It's time for another episode of Sora wo Kakeru Shoujo, and the action really is getting packed into each new instalment of this series these days. Episode eighteen is no exception, with plenty going on to keep the show's plot moving.
To be frank, after the appearance of Leopard just as Nami was about to attack the collected refugees from Kirkwood, I was expecting some grandiose battle between the two factions, but as soon as Nami sees Leopard materialise she cuts her losses and runs, referring to him as a "black God" (a name of which I'm sure he'd approve), despite Akiha's attempts to give chase. However, it isn't all good news for Leopard, as Bonapart uses the confusion to snatch a couple of Leopard's mirrors for his collection before disappearing off into space.

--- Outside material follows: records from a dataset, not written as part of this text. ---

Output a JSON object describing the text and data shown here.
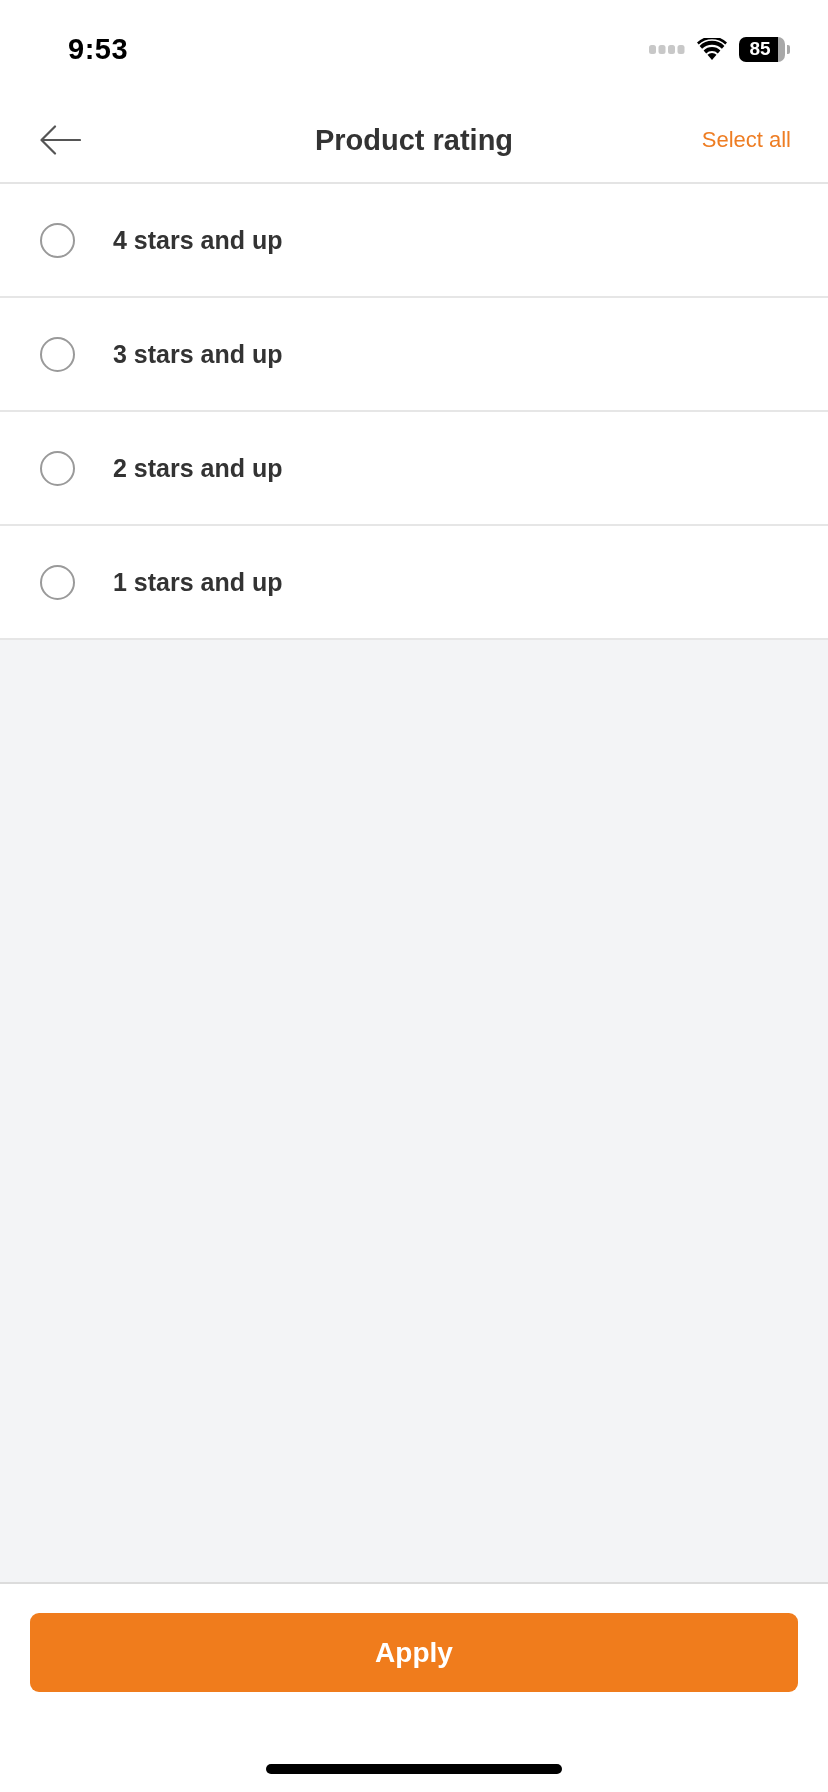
{
  "status_bar": {
    "time": "9:53",
    "battery": "85"
  },
  "nav": {
    "title": "Product rating",
    "action": "Select all"
  },
  "options": [
    {
      "label": "4 stars and up",
      "selected": false
    },
    {
      "label": "3 stars and up",
      "selected": false
    },
    {
      "label": "2 stars and up",
      "selected": false
    },
    {
      "label": "1 stars and up",
      "selected": false
    }
  ],
  "apply_button": {
    "label": "Apply"
  }
}
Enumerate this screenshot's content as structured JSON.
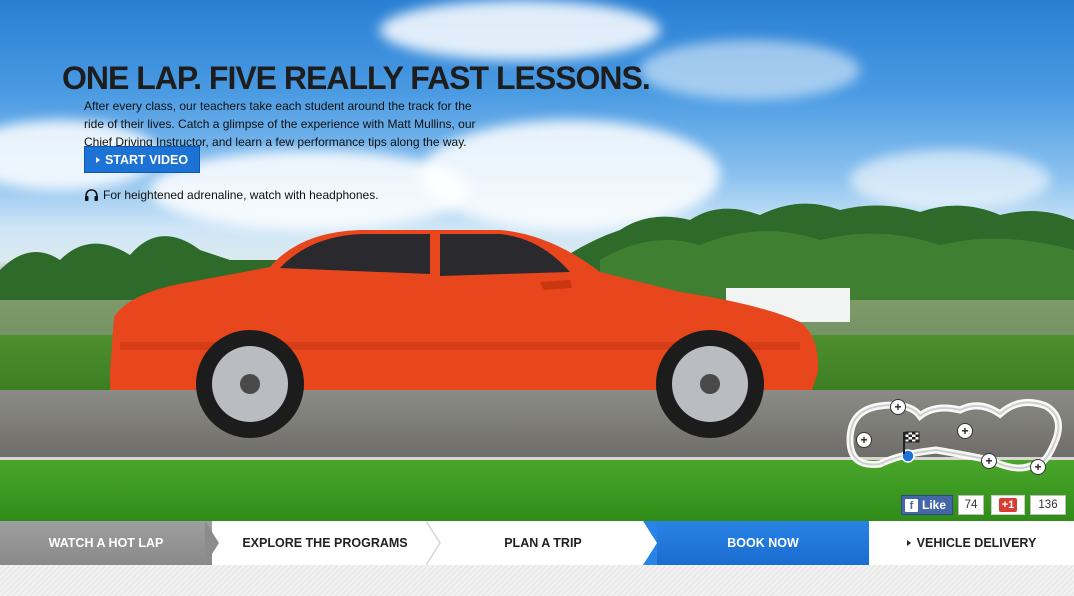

While the arrival of Leopard means a new home for Kirkwood's refugees, the bigger issue is persuading Leopard to reconnect to his colony, which he still point-blank refuses to do no matter what after his previous psychological trauma. Cue some hilarious attempts to persuade him to reconnect, before Akiha (with some prompting from Kannagi) finally manages to succeed by appealing to both his heartstrings and big head... well, and giving him a literal kick up the backside too.
With that problem solved, there's still plenty more to come, from an attack by Xanthippe and the abduction of Akiha, while it also appears that something is up with Honoka too...
At the moment Sora wo Kakeru Shoujo seems to be growing on me on a weekly basis as its storyline has grown and picked up the pace - Its overall plot and animation both continue to have a very "old-school" feel which has been appealing throughout, but we now have some seriously interesting story threads to complement that and make for a genuinely enjoyable and entertaining series rather than one which is watchable merely on account of its "kitsch" factor. It's no Code Geass, granted, but Sora wo Kakeru Shoujo is reaching the point where it can proudly stand on its own two feet as a decent little show in its own right.